Longtemps perçue comme une sentence d’infécondité ou un péril mortel, la grossesse chez la femme drépanocytaire trouve désormais des réponses scientifiques concrètes.
Dans les couloirs de la maternité de l’Hôpital Central de Yaoundé (HCY), le silence du matin est soudainement percé par un double vagissement, vigoureux et cristallin. Ce sont des jumeaux. Pour n’importe quelle famille, c’est une bénédiction ; pour Carine, 28 ans, c’est un miracle absolu. Carine est drépanocytaire SS. « On m’avait dit que je n’atteindrais pas l’âge adulte, et encore moins que je serais mère », confie-t-elle, les larmes aux yeux, serrant ses deux nourrissons contre son cœur. Comme elle, Marcelle, une autre patiente sortie d’affaire, contemple son bébé de quelques mois qui se porte à merveille : « Depuis que je suis suivie ici, mes crises ont drastiquement diminué. Mon enfant est sain, et j’ai enfin retrouvé ma dignité de femme. » Autrefois perçue comme une sentence d’infécondité ou de mort précoce, la grossesse chez la femme drépanocytaire en âge de procréer trouve désormais des réponses scientifiques concrètes. C’est tout l’enjeu du symposium scientifique mémorable qui s’est tenu ce 16 juin 2026 au sein de l’HCY, sous le thème vibrant : « Drépanocytose et grossesse à l’Hôpital Central de Yaoundé ».

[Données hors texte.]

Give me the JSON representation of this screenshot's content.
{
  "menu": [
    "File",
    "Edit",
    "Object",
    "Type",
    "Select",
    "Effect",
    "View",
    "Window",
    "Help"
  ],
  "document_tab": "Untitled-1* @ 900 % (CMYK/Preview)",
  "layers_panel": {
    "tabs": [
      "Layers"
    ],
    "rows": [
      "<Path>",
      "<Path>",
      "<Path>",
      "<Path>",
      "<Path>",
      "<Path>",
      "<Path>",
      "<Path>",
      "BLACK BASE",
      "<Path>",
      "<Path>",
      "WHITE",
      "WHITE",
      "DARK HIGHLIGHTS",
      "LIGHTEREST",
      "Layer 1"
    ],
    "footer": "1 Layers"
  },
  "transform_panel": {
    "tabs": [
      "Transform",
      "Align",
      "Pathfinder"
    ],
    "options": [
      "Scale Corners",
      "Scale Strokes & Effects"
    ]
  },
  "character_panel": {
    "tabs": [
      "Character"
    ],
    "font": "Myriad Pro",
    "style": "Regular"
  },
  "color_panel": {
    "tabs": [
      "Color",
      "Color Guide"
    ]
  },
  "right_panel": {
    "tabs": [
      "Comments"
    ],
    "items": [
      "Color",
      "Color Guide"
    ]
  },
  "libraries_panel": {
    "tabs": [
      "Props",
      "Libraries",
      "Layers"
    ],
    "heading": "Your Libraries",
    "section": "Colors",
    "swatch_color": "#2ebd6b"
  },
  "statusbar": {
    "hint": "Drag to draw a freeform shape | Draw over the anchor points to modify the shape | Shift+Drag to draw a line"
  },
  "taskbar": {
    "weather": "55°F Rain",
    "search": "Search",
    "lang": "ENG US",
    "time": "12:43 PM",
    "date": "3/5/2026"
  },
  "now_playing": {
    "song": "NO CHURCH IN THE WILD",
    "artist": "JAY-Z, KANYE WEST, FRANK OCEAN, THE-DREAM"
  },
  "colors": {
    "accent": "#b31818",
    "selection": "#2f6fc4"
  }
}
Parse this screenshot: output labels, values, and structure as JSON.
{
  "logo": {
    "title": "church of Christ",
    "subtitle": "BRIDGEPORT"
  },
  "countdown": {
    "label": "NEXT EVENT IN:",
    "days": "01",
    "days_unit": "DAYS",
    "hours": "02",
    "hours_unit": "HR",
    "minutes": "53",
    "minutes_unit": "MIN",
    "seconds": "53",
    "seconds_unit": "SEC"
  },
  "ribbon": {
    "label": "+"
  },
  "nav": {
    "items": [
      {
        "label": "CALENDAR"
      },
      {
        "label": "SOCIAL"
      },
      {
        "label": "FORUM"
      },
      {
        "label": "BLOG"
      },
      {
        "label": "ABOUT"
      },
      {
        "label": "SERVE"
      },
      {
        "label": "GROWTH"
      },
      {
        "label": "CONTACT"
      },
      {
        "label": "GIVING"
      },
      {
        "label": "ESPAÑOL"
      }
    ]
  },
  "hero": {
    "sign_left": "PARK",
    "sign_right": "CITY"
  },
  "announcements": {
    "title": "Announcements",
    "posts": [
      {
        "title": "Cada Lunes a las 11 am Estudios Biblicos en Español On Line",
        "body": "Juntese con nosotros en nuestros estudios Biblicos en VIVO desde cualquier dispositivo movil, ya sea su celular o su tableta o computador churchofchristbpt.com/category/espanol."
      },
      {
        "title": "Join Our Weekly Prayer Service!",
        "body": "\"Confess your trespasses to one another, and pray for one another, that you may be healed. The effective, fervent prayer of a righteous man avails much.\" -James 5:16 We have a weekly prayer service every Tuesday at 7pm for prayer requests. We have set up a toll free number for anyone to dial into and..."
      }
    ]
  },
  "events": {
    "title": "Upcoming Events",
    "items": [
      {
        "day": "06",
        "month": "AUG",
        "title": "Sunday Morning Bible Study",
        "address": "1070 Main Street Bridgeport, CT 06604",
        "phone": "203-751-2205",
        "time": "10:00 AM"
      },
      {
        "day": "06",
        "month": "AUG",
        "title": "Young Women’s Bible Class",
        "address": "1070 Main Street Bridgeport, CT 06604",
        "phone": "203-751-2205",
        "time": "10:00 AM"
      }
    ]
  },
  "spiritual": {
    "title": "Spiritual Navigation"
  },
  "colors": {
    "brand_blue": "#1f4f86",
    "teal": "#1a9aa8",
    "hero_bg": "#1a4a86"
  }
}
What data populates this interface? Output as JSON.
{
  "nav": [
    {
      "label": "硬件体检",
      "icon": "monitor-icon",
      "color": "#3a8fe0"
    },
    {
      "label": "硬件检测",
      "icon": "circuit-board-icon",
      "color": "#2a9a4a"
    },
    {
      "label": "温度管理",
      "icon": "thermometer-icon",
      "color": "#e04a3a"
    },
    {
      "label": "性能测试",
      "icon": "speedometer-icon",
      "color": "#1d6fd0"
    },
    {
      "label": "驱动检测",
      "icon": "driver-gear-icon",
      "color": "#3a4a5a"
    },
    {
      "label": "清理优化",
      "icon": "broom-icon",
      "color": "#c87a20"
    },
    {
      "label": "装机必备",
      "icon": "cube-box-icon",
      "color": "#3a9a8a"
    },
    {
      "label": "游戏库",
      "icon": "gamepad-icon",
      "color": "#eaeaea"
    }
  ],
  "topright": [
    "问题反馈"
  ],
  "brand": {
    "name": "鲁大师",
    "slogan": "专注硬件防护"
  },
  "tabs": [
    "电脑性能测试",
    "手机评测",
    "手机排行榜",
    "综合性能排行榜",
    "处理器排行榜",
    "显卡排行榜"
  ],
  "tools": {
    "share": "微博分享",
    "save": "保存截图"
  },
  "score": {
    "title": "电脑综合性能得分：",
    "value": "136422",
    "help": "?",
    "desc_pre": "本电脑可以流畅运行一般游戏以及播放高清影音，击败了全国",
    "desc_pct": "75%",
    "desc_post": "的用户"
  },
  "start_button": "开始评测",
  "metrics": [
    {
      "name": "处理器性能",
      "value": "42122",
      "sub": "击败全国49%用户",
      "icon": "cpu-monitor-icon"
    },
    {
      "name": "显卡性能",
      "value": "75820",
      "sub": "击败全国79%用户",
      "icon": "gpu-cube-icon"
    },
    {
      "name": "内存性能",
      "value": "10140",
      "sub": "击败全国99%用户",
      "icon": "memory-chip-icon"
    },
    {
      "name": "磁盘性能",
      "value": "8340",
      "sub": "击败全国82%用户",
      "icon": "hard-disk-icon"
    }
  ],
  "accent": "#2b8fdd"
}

Le grand orchestre de la multidisciplinarité
Face aux questions qui ont fusé de toutes parts dans la salle – notamment sur l’âge idéal pour tomber enceinte ou les risques de transmission, les experts ont apporté des réponses précises. Le ton a été donné par le Directeur de l’HCY, le Professeur Pierre Ongolo Zogo, qui a officié comme modérateur de cette grande messe médicale. Dans sa synthèse finale, il a martelé une vision claire : « La drépanocytose ne doit plus être gérée en vase clos à la maternité. Elle impose un parcours de soins standardisé, accessible à tous les soignants, pour savoir précisément à quel moment orienter la patiente. Nous devons créer notre propre standard de satisfaction fondé sur nos réalités africaines. »
Pour comprendre le mal afin de mieux le combattre, le Professeur Françoise Ngo Sack a minutieusement décortiqué la physiopathologie de la drépanocytose, expliquant comment la déformation des globules rouges en faucilles obstrue les vaisseaux sanguins, un phénomène qui s’accentue cruellement durant la gestation. Sur le plan clinique, le Professeur Félix Essiben a abordé les aspects obstétricaux. Il a rappelé qu’interdire aux femmes de donner la vie est une aberration des temps anciens : « Aujourd’hui, la qualité de vie des drépanocytaires s’est améliorée. La grossesse n’est pas interdite car il faut prolonger la vie, mais elle doit être mûrie. Il faut impérativement connaître le statut du partenaire et, surtout, bannir l’autogestion. Dès que le test est positif, il faut courir vers les professionnels. »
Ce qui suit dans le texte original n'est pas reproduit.